Compared to related species, Blastomyces genomes are highly expanded, with long,
often sharply demarcated tracts of low GC-content sequence. These GC-poor
isochore-like regions are enriched for gypsy elements, are variable in total size
between isolates, and are least expanded in the avirulent B. dermatitidis strain
ER-3 as compared with the virulent B. gilchristii strain SLH14081. The lack of
similar regions in related species suggests these isochore-like regions
originated recently in the ancestor of the Blastomyces lineage. While gene
content is highly conserved between Blastomyces and related fungi, we identified
changes in copy number of genes potentially involved in host interaction,
including proteases and characterized antigens. In addition, we studied gene
expression changes of B. dermatitidis during the interaction of the infectious
yeast form with macrophages and in a mouse model.
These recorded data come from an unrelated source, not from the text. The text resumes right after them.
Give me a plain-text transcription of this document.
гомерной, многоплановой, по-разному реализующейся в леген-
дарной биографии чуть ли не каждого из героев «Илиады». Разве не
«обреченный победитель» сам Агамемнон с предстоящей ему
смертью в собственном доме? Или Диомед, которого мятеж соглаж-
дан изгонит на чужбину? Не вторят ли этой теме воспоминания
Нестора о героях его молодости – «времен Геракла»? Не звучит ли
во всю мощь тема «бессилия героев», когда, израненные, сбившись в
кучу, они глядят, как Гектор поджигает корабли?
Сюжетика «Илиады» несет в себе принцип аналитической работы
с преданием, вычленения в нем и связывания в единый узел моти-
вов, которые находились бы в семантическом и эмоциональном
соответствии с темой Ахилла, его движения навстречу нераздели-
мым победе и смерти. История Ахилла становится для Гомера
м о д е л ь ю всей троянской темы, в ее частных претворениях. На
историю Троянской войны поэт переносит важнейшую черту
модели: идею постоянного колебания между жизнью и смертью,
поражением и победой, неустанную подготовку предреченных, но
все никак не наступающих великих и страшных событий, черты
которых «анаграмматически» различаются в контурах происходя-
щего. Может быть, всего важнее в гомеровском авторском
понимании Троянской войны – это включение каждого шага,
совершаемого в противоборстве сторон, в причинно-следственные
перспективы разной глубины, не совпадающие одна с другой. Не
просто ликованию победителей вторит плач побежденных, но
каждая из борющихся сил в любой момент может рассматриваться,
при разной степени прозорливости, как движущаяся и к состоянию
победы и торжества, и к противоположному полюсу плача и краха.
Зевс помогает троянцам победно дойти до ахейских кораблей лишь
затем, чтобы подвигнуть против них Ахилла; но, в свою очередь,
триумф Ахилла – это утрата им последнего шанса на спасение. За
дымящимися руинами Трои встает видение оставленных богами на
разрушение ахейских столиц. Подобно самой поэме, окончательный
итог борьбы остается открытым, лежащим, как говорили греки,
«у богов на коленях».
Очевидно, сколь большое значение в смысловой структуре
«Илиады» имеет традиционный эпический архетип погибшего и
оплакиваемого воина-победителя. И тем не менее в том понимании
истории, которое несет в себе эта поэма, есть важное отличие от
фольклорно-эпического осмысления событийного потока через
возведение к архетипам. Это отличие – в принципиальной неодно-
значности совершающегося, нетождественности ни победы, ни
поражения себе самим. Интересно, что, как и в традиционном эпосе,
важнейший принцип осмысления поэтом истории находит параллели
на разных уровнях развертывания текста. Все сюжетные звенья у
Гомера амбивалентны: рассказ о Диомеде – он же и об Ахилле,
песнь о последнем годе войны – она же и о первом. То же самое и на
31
Both experiments highlight a
strong antioxidant defense response in Blastomyces, and upregulation of
dioxygenases in vivo suggests that dioxide produced by antioxidants may be
further utilized for amino acid metabolism. We identify a number of functional
categories upregulated exclusively in vivo, such as secreted proteins, zinc
acquisition proteins, and cysteine and tryptophan metabolism, which may include
critical virulence factors missed before in in vitro studies. Across the
dimorphic fungi, loss of certain zinc acquisition genes and differences in amino
acid metabolism suggest unique adaptations of Blastomyces to its host
environment. These results reveal the dynamics of genome evolution and of factors
contributing to virulence in Blastomyces.